IMG_4892アンサンブル・ブリランテ主宰 小西孝和

春の気配が、灰色の風景の中に少しずつ、かすかに感じられるようになってきていたかと思っていると、あっという間に木々も芽吹いた5月下旬。柔らかな日差しの日曜の午後、そんな春にふさわしい、軽快なフルート・デュオ・リサイタルを開催しました。

フルート奏者の岡田夏穂さんは現在Harrisonハイスクール3年生で、日本では中学に入るとブラスバンド部に所属しフルートを始めました。2013年渡米、以来私のレッスンに熱心に通っています。しっかりした基礎テクニックとフルートに欠かせないしなやかでしっかりした指、ただしい息遣い、フレキシブルでバランスのとれた上肢を持ち、ご家族のバックアップもあり、音楽面もテクニック的にも最近腕を上げてきていましたが、残念ながら今年の夏大学受験のため帰国することになりました。そこで帰国前に私とのジョイントコンサートで演奏披露してもらうことにしました。

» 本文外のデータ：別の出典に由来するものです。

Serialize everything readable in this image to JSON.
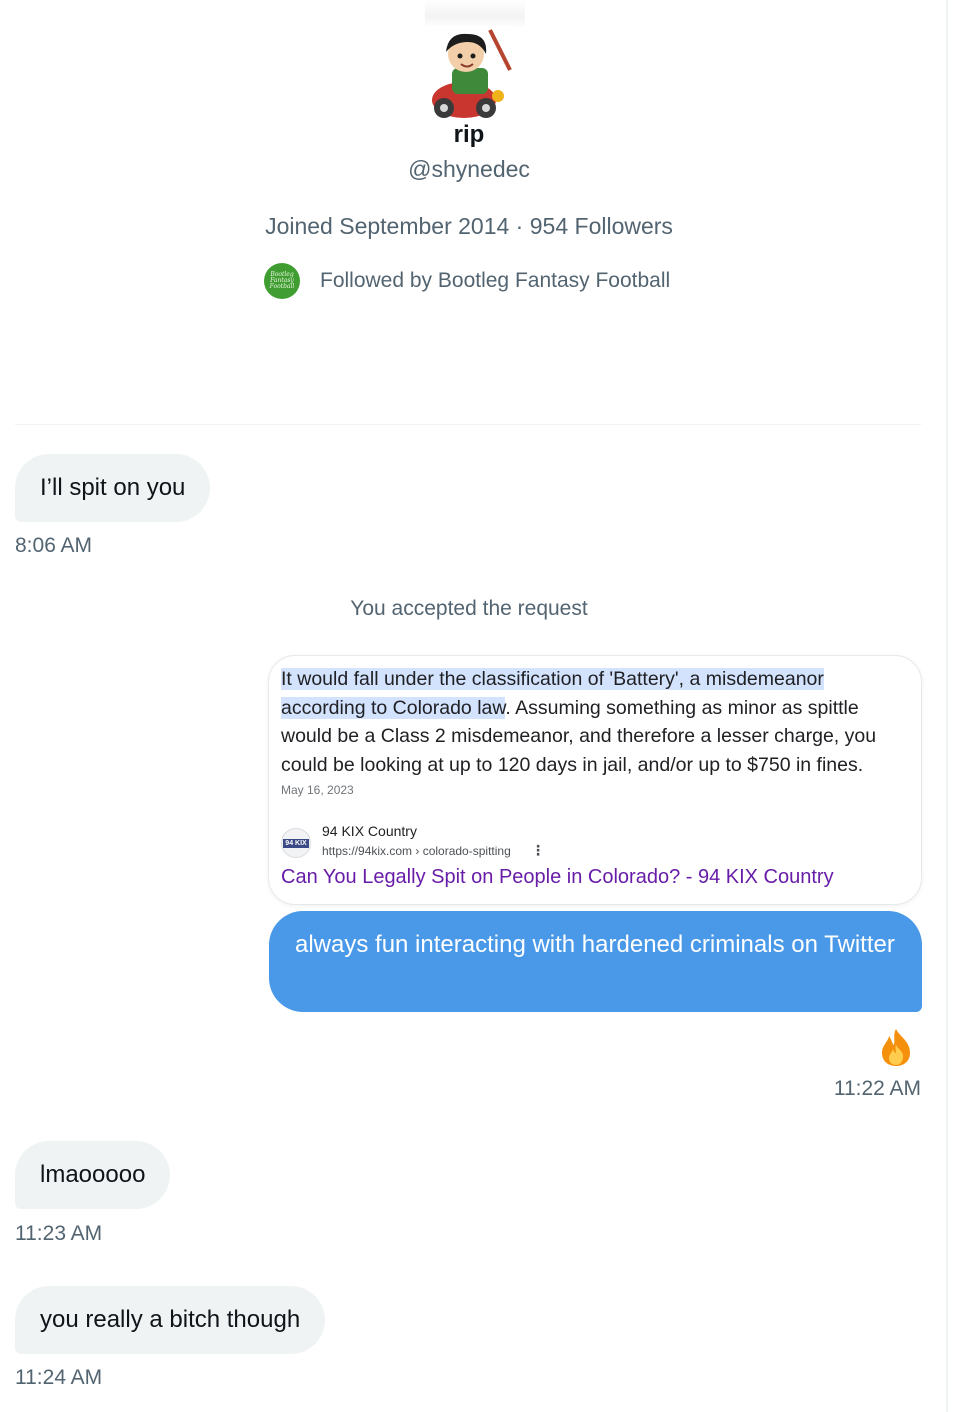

岡田さんのソロ演奏曲は19世紀後期にフランスで活躍したフルーティストで作曲家のポール・アグリコール・ジュナン(1832-1903)の『ヴェニスの謝肉祭 作品14』です。この曲は、フルートの躍動感と軽やかさが存分に生かせる曲です。バレエ曲でも使われる有名なイタリア民謡の主題による序奏と間奏曲を交えた8つの変奏曲からなる、確実なテクニックと音楽性を必要とされる、大曲です。

IMG_9416私とのフルート・デュエットは3曲演奏しました。ハイライトはフルート愛好家にはおなじみの『ハンガリー田園狂想曲』を作曲した、ハンガリー人のフルーティスト・作曲家であったフランツ・ドップラー (1821–1883) の作曲した2本のフルートとピアノのための『アンダンテとロンド』です。この曲は田園的なアンダンテの主題とエキゾチックなロンド主題の対比が聴き手を異空間に誘い込むような魅力にあふれた曲です。

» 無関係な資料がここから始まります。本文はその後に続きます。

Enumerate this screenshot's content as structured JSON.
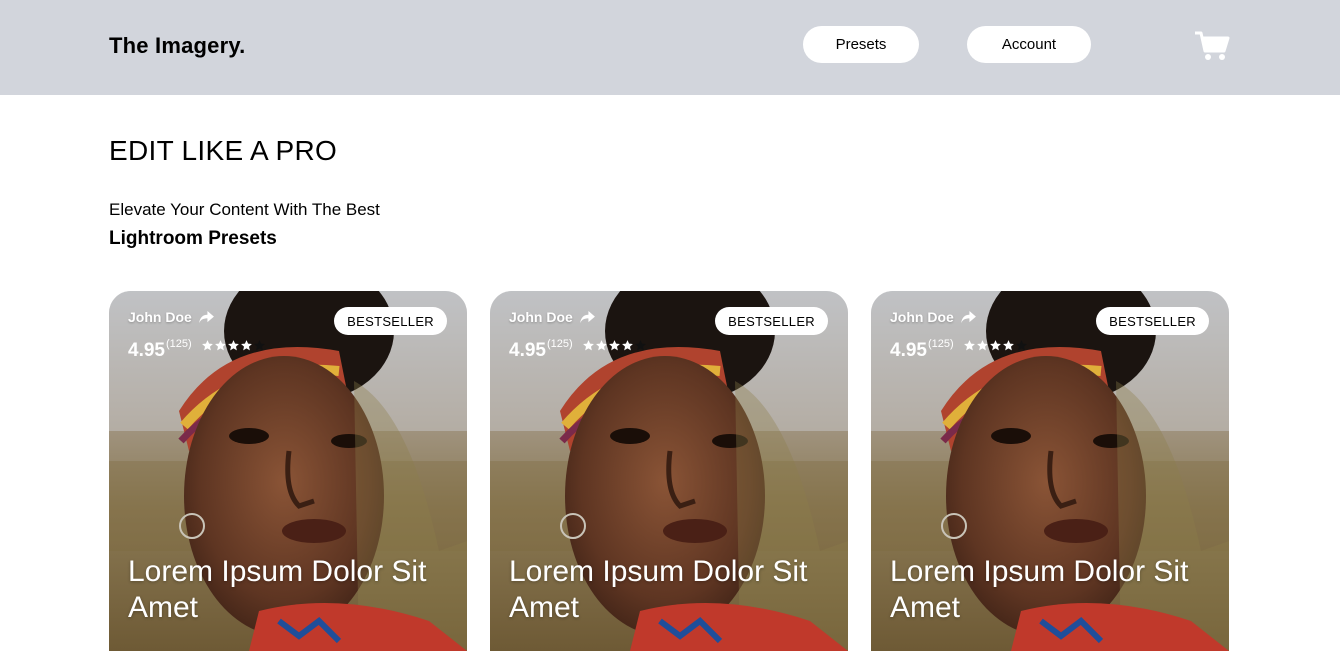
{
  "header": {
    "logo": "The Imagery.",
    "nav": {
      "presets": "Presets",
      "account": "Account"
    },
    "cart_icon": "shopping-cart-icon"
  },
  "hero": {
    "title": "EDIT LIKE A PRO",
    "subtitle": "Elevate Your Content With The Best",
    "subtitle_emphasis": "Lightroom Presets"
  },
  "cards": [
    {
      "author": "John Doe",
      "rating": "4.95",
      "reviews": "(125)",
      "stars": 4,
      "badge": "BESTSELLER",
      "title": "Lorem Ipsum Dolor Sit Amet"
    },
    {
      "author": "John Doe",
      "rating": "4.95",
      "reviews": "(125)",
      "stars": 4,
      "badge": "BESTSELLER",
      "title": "Lorem Ipsum Dolor Sit Amet"
    },
    {
      "author": "John Doe",
      "rating": "4.95",
      "reviews": "(125)",
      "stars": 4,
      "badge": "BESTSELLER",
      "title": "Lorem Ipsum Dolor Sit Amet"
    }
  ],
  "colors": {
    "header_bg": "#d2d5dc",
    "page_bg": "#ffffff"
  }
}
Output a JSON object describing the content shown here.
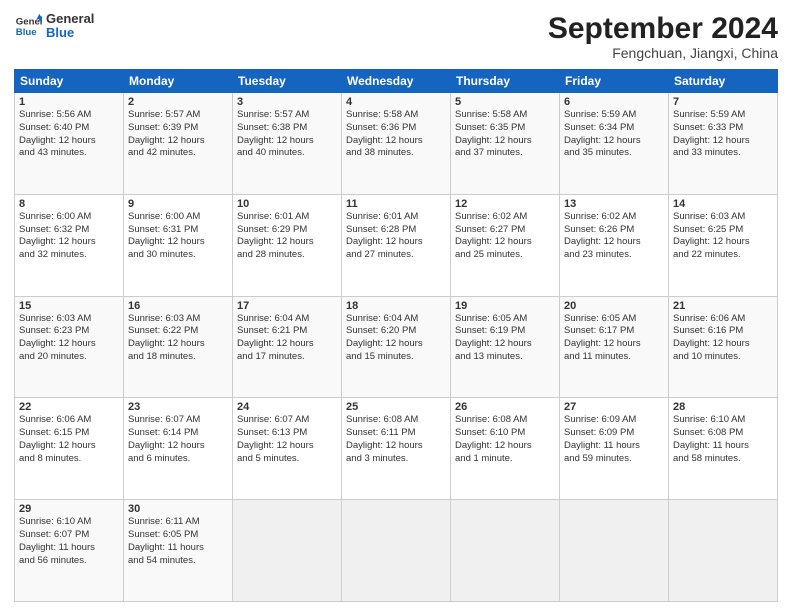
{
  "header": {
    "logo_line1": "General",
    "logo_line2": "Blue",
    "month": "September 2024",
    "location": "Fengchuan, Jiangxi, China"
  },
  "weekdays": [
    "Sunday",
    "Monday",
    "Tuesday",
    "Wednesday",
    "Thursday",
    "Friday",
    "Saturday"
  ],
  "weeks": [
    [
      {
        "day": 1,
        "lines": [
          "Sunrise: 5:56 AM",
          "Sunset: 6:40 PM",
          "Daylight: 12 hours",
          "and 43 minutes."
        ]
      },
      {
        "day": 2,
        "lines": [
          "Sunrise: 5:57 AM",
          "Sunset: 6:39 PM",
          "Daylight: 12 hours",
          "and 42 minutes."
        ]
      },
      {
        "day": 3,
        "lines": [
          "Sunrise: 5:57 AM",
          "Sunset: 6:38 PM",
          "Daylight: 12 hours",
          "and 40 minutes."
        ]
      },
      {
        "day": 4,
        "lines": [
          "Sunrise: 5:58 AM",
          "Sunset: 6:36 PM",
          "Daylight: 12 hours",
          "and 38 minutes."
        ]
      },
      {
        "day": 5,
        "lines": [
          "Sunrise: 5:58 AM",
          "Sunset: 6:35 PM",
          "Daylight: 12 hours",
          "and 37 minutes."
        ]
      },
      {
        "day": 6,
        "lines": [
          "Sunrise: 5:59 AM",
          "Sunset: 6:34 PM",
          "Daylight: 12 hours",
          "and 35 minutes."
        ]
      },
      {
        "day": 7,
        "lines": [
          "Sunrise: 5:59 AM",
          "Sunset: 6:33 PM",
          "Daylight: 12 hours",
          "and 33 minutes."
        ]
      }
    ],
    [
      {
        "day": 8,
        "lines": [
          "Sunrise: 6:00 AM",
          "Sunset: 6:32 PM",
          "Daylight: 12 hours",
          "and 32 minutes."
        ]
      },
      {
        "day": 9,
        "lines": [
          "Sunrise: 6:00 AM",
          "Sunset: 6:31 PM",
          "Daylight: 12 hours",
          "and 30 minutes."
        ]
      },
      {
        "day": 10,
        "lines": [
          "Sunrise: 6:01 AM",
          "Sunset: 6:29 PM",
          "Daylight: 12 hours",
          "and 28 minutes."
        ]
      },
      {
        "day": 11,
        "lines": [
          "Sunrise: 6:01 AM",
          "Sunset: 6:28 PM",
          "Daylight: 12 hours",
          "and 27 minutes."
        ]
      },
      {
        "day": 12,
        "lines": [
          "Sunrise: 6:02 AM",
          "Sunset: 6:27 PM",
          "Daylight: 12 hours",
          "and 25 minutes."
        ]
      },
      {
        "day": 13,
        "lines": [
          "Sunrise: 6:02 AM",
          "Sunset: 6:26 PM",
          "Daylight: 12 hours",
          "and 23 minutes."
        ]
      },
      {
        "day": 14,
        "lines": [
          "Sunrise: 6:03 AM",
          "Sunset: 6:25 PM",
          "Daylight: 12 hours",
          "and 22 minutes."
        ]
      }
    ],
    [
      {
        "day": 15,
        "lines": [
          "Sunrise: 6:03 AM",
          "Sunset: 6:23 PM",
          "Daylight: 12 hours",
          "and 20 minutes."
        ]
      },
      {
        "day": 16,
        "lines": [
          "Sunrise: 6:03 AM",
          "Sunset: 6:22 PM",
          "Daylight: 12 hours",
          "and 18 minutes."
        ]
      },
      {
        "day": 17,
        "lines": [
          "Sunrise: 6:04 AM",
          "Sunset: 6:21 PM",
          "Daylight: 12 hours",
          "and 17 minutes."
        ]
      },
      {
        "day": 18,
        "lines": [
          "Sunrise: 6:04 AM",
          "Sunset: 6:20 PM",
          "Daylight: 12 hours",
          "and 15 minutes."
        ]
      },
      {
        "day": 19,
        "lines": [
          "Sunrise: 6:05 AM",
          "Sunset: 6:19 PM",
          "Daylight: 12 hours",
          "and 13 minutes."
        ]
      },
      {
        "day": 20,
        "lines": [
          "Sunrise: 6:05 AM",
          "Sunset: 6:17 PM",
          "Daylight: 12 hours",
          "and 11 minutes."
        ]
      },
      {
        "day": 21,
        "lines": [
          "Sunrise: 6:06 AM",
          "Sunset: 6:16 PM",
          "Daylight: 12 hours",
          "and 10 minutes."
        ]
      }
    ],
    [
      {
        "day": 22,
        "lines": [
          "Sunrise: 6:06 AM",
          "Sunset: 6:15 PM",
          "Daylight: 12 hours",
          "and 8 minutes."
        ]
      },
      {
        "day": 23,
        "lines": [
          "Sunrise: 6:07 AM",
          "Sunset: 6:14 PM",
          "Daylight: 12 hours",
          "and 6 minutes."
        ]
      },
      {
        "day": 24,
        "lines": [
          "Sunrise: 6:07 AM",
          "Sunset: 6:13 PM",
          "Daylight: 12 hours",
          "and 5 minutes."
        ]
      },
      {
        "day": 25,
        "lines": [
          "Sunrise: 6:08 AM",
          "Sunset: 6:11 PM",
          "Daylight: 12 hours",
          "and 3 minutes."
        ]
      },
      {
        "day": 26,
        "lines": [
          "Sunrise: 6:08 AM",
          "Sunset: 6:10 PM",
          "Daylight: 12 hours",
          "and 1 minute."
        ]
      },
      {
        "day": 27,
        "lines": [
          "Sunrise: 6:09 AM",
          "Sunset: 6:09 PM",
          "Daylight: 11 hours",
          "and 59 minutes."
        ]
      },
      {
        "day": 28,
        "lines": [
          "Sunrise: 6:10 AM",
          "Sunset: 6:08 PM",
          "Daylight: 11 hours",
          "and 58 minutes."
        ]
      }
    ],
    [
      {
        "day": 29,
        "lines": [
          "Sunrise: 6:10 AM",
          "Sunset: 6:07 PM",
          "Daylight: 11 hours",
          "and 56 minutes."
        ]
      },
      {
        "day": 30,
        "lines": [
          "Sunrise: 6:11 AM",
          "Sunset: 6:05 PM",
          "Daylight: 11 hours",
          "and 54 minutes."
        ]
      },
      null,
      null,
      null,
      null,
      null
    ]
  ]
}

IMG_4856また、今回はスペシャルゲストとして若いチューバ奏者による東欧の舞踏音楽を題材にした小品2曲をピアノとのデュオで演奏してもらいました。チューバ奏者のJosue Jimenez氏はコスタリカ出身で、2015年からクリーブランド・オペラ劇場のチューバ首席奏者。これまでAtlantic Classical Orchestra及び South Florida Symphonyの首席奏者を務め、現在クリーブランド・オーケストラのYasuhito Sugiyama氏のもと、クリーブランド音楽院で修士課程在学中です。

IMG_9414ピアノ奏者の中村ひかりさんはフロリダ州のLynn Conservatory of Music在学中で、2012年にはスタインウェイ・ピアノコンクールの受賞記念ソロコンサートを行ないました。これまでレナード・スラートキン賞受賞記念コンサートをデトロイト交響楽団、ワレン交響楽団と共演しています。
私のソロは有名なモーツアルトのフルート協奏曲第2番の第1楽章と小品2曲を演奏しました。

若い演奏家たちの伸びやかな演奏を目の当たりにすると、心和らぐと同時に、これまでのかれらの長い孤独な道のりと情熱に思いを馳せずにはいられません。

音楽演奏家は他のアーティストと同じく孤独な作業の積み重ねなくしては聴衆の前に立って演奏する喜びを知ることができません。楽譜をよく読み他の演奏よく聞き試行錯誤を繰り返しまた楽譜に戻るという作業を何度も何度も繰り返す粘り強さと音楽に対する思い入れが必要です。残念ながらたくさんの生徒さんがその喜びを知らずにフルートを断念することを寂しく思います。

brillante20160522しかしながら、音楽を愛し、貴重な時間と労力を音楽に注いでくれる若手演奏家たちがいてくれるのだと思うと心がなごみます。若い人々の晴れ晴れしい演奏を目の当たりにすると頼もしく思うと同時にこうやって次のジェネレーションへ音楽の遺産を受け継いでいってもらうのだと言う自然の摂理の偉大さを改めて思い起こされました。これからも積極的に若い才能ある人々とのコラボを企画したいと思います。